The Sudanese government and the southern rebel Sudan People’s Liberation Army (SPLA) have been fighting since 1983 over religious freedom, oil, and the right for the south to rule itself. Some two million people have died in the conflict.
Sumbeiywo said he had been asked by regional leaders to seek a breakthrough.
“I think they don’t have an option,” Sumbeiywo told Reuters by telephone from Nanyuki, central Kenya, where the delegates met.
“Heads of state in the region are putting pressure (on both sides), and they have given me the go-ahead to pressurise the parties to agree.”
Sumbeiywo, who heads the team mediating the talks under the regional Inter-governmental Authority on Development (IGAD), said he expects the talks to break new ground though a comprehensive peace deal is unlikely.

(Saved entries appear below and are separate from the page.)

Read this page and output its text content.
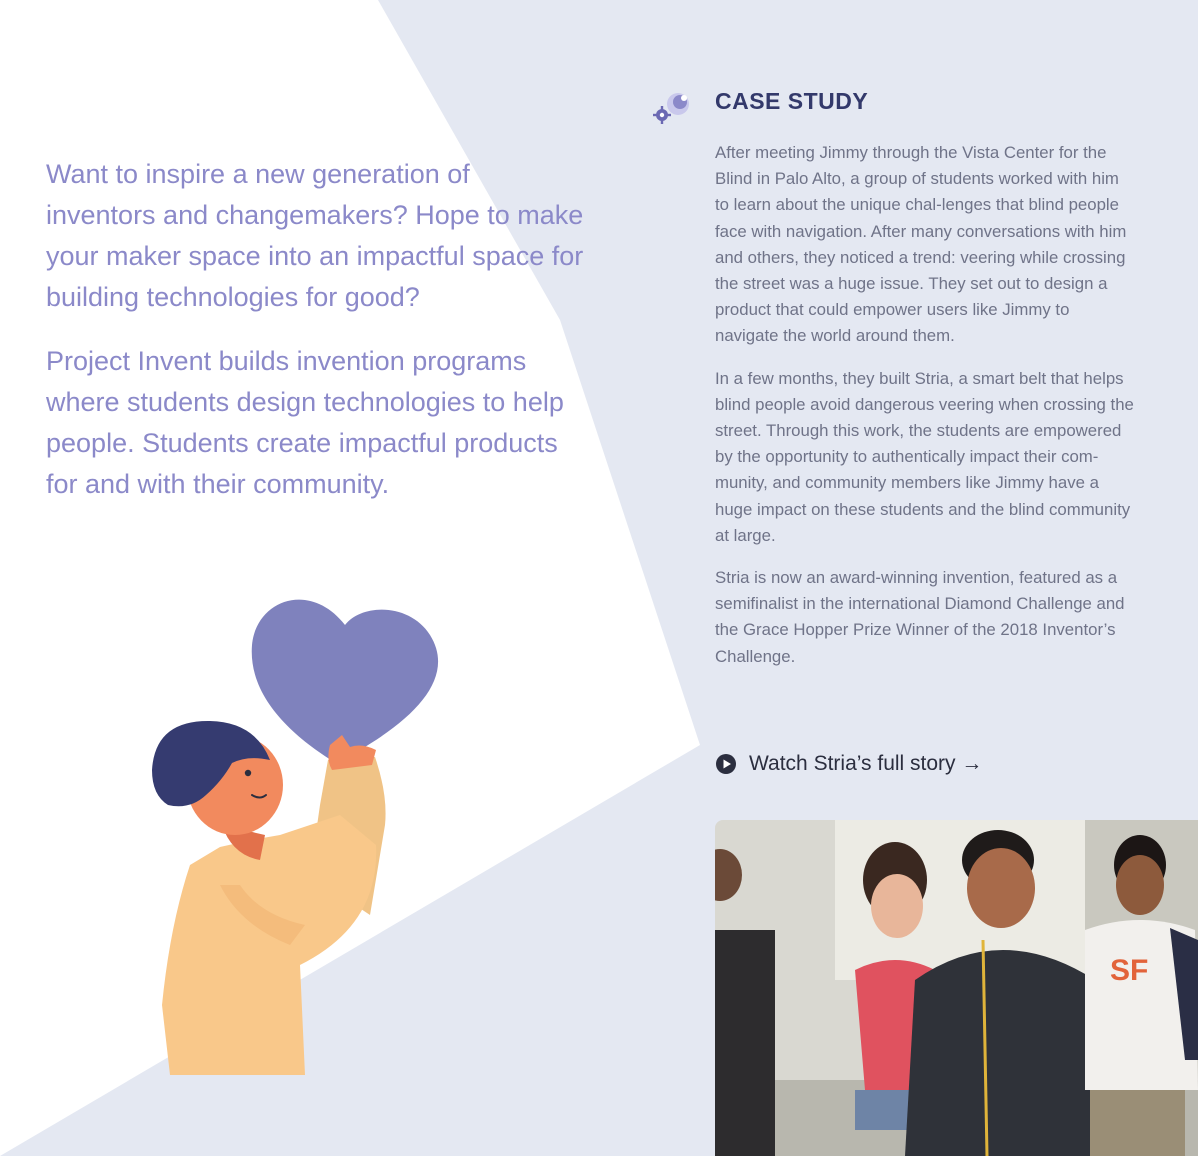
Want to inspire a new generation of inventors and changemakers? Hope to make your maker space into an impactful space for building technologies for good?

Project Invent builds invention programs where students design technologies to help people. Students create impactful products for and with their community.

CASE STUDY

After meeting Jimmy through the Vista Center for the Blind in Palo Alto, a group of students worked with him to learn about the unique chal-lenges that blind people face with navigation. After many conversations with him and others, they noticed a trend: veering while crossing the street was a huge issue. They set out to design a product that could empower users like Jimmy to navigate the world around them.

In a few months, they built Stria, a smart belt that helps blind people avoid dangerous veering when crossing the street. Through this work, the students are empowered by the opportunity to authentically impact their com-munity, and community members like Jimmy have a huge impact on these students and the blind community at large.

Stria is now an award-winning invention, featured as a semifinalist in the international Diamond Challenge and the Grace Hopper Prize Winner of the 2018 Inventor’s Challenge.

Watch Stria’s full story →
SF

The discussions are scheduled to continue until 24 August. IGAD mediators have previously said they were aiming for a peace accord this time round.
Talks broke down last month after the government rejected a draft accord prepared by IGAD. The two sides failed to agree on how to carve up power and wealth, including oil.

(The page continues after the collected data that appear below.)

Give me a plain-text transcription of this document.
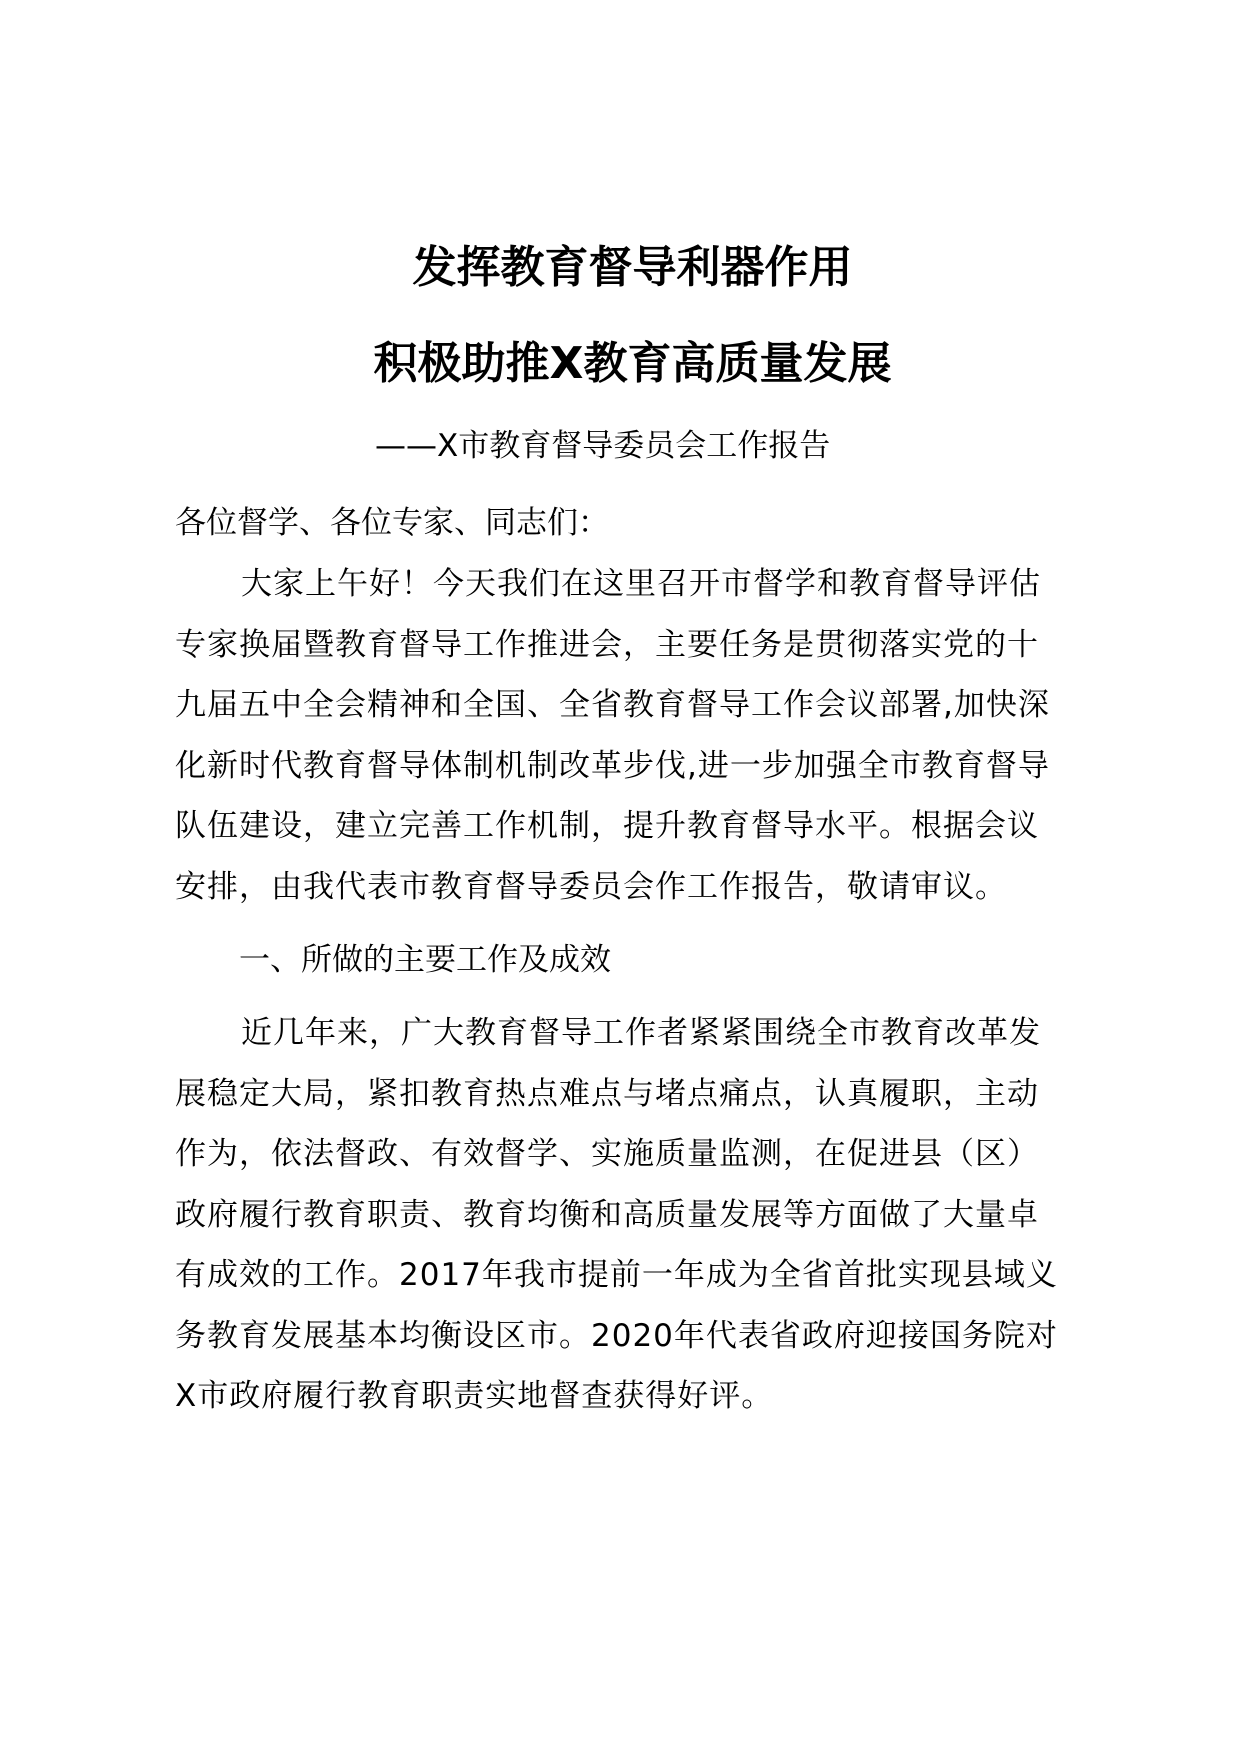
发挥教育督导利器作用
积极助推X教育高质量发展

——X市教育督导委员会工作报告

各位督学、各位专家、同志们：

大家上午好！今天我们在这里召开市督学和教育督导评估
专家换届暨教育督导工作推进会，主要任务是贯彻落实党的十
九届五中全会精神和全国、全省教育督导工作会议部署,加快深
化新时代教育督导体制机制改革步伐,进一步加强全市教育督导
队伍建设，建立完善工作机制，提升教育督导水平。根据会议
安排，由我代表市教育督导委员会作工作报告，敬请审议。

一、所做的主要工作及成效

近几年来，广大教育督导工作者紧紧围绕全市教育改革发
展稳定大局，紧扣教育热点难点与堵点痛点，认真履职，主动
作为，依法督政、有效督学、实施质量监测，在促进县（区）
政府履行教育职责、教育均衡和高质量发展等方面做了大量卓
有成效的工作。2017年我市提前一年成为全省首批实现县域义
务教育发展基本均衡设区市。2020年代表省政府迎接国务院对
X市政府履行教育职责实地督查获得好评。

They are also at odds on how to structure the army, where to put the capital and how to settle the issue of three areas, Abyei, Nuba Mountains and Southern Blue Nile, all of which are claimed by both sides.
IGAD comprises the east African states of Djibouti, Eritrea, Ethiopia, Kenya, Sudan, Uganda and, nominally, Somalia.

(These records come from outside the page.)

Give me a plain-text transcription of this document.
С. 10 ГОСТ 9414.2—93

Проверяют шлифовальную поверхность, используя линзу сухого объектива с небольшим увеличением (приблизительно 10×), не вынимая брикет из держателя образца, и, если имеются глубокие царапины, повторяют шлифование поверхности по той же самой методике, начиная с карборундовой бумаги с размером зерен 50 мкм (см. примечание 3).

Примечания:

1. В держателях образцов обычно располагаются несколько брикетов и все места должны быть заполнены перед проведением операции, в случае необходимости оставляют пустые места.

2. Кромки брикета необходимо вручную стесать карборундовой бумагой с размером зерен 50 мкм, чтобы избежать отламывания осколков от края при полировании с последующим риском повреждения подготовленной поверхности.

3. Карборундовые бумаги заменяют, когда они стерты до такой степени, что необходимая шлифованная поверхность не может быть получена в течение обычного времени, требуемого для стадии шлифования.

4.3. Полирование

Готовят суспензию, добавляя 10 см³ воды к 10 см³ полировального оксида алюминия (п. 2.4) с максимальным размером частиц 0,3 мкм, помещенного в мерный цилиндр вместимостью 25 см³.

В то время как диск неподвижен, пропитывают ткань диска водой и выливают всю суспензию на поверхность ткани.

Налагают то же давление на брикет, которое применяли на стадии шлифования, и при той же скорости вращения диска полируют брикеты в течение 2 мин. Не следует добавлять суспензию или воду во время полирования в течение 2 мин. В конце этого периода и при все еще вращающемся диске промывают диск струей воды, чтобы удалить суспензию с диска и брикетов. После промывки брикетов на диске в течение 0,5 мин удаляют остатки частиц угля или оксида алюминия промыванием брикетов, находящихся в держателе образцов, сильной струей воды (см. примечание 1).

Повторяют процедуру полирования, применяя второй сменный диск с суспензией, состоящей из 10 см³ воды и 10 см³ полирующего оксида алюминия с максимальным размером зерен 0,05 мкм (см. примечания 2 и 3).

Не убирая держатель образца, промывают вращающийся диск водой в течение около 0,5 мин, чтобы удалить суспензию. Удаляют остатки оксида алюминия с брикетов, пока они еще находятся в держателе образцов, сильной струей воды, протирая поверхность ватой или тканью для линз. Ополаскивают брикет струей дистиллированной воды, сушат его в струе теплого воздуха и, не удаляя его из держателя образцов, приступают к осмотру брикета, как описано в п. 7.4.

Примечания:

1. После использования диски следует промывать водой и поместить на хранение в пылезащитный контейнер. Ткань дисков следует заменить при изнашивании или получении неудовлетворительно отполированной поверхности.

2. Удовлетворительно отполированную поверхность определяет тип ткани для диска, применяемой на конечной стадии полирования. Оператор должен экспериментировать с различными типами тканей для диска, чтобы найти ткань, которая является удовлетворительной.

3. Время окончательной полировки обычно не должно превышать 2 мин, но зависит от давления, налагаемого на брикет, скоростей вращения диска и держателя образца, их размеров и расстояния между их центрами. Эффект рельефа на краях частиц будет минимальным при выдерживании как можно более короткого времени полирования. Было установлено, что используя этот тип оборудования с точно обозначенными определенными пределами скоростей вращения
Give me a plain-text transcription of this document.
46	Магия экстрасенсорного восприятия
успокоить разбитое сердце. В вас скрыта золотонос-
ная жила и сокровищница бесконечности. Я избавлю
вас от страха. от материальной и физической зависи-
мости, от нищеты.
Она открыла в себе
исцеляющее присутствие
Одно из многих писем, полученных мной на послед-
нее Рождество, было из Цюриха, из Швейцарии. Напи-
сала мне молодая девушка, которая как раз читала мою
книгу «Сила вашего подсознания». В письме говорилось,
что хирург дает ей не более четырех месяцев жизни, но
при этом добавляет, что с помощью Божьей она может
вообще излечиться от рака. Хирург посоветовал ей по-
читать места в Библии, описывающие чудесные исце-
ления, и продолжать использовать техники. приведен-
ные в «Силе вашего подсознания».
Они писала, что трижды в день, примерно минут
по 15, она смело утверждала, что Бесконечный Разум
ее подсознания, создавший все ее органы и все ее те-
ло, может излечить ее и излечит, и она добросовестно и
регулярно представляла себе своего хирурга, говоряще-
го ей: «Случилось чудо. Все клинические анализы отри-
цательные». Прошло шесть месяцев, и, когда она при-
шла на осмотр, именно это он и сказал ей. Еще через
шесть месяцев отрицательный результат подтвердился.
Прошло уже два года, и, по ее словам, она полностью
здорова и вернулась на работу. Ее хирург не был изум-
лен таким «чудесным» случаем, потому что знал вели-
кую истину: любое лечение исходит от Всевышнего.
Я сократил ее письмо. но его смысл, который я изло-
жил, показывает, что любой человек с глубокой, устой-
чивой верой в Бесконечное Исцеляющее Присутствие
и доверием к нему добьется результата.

The Sudanese government in July attacked mediators’ proposals that the army and central bank be split between north and south.
“Never before have the two parties been so close to reaching a comprehensive peace agreement,” Amara Essey, interim chairman of the African Union said in a statement issued from his base in Ethiopia, Reuters reported.
“The people of Sudan expect and deserve peace to end the trauma caused by the conflict,” he added.
In the Kenyan town of Machakos last year, Khartoum and the SPLA struck a breakthrough deal with the south being granted the right to self-determination after a six-year transition period. The largely Christian/Animist region was also exempted from Islamic law.
Sudan has been in a state of civil war almost constantly since it achieved independence in 1956.
As a prelude to the most recent bout of talks, the government released a number of political detainees.
It also said the Islamist leader Hassan al-Turabi, jailed in 2001 on charges of undermining the government’s authority, will be freed, our correspondent said.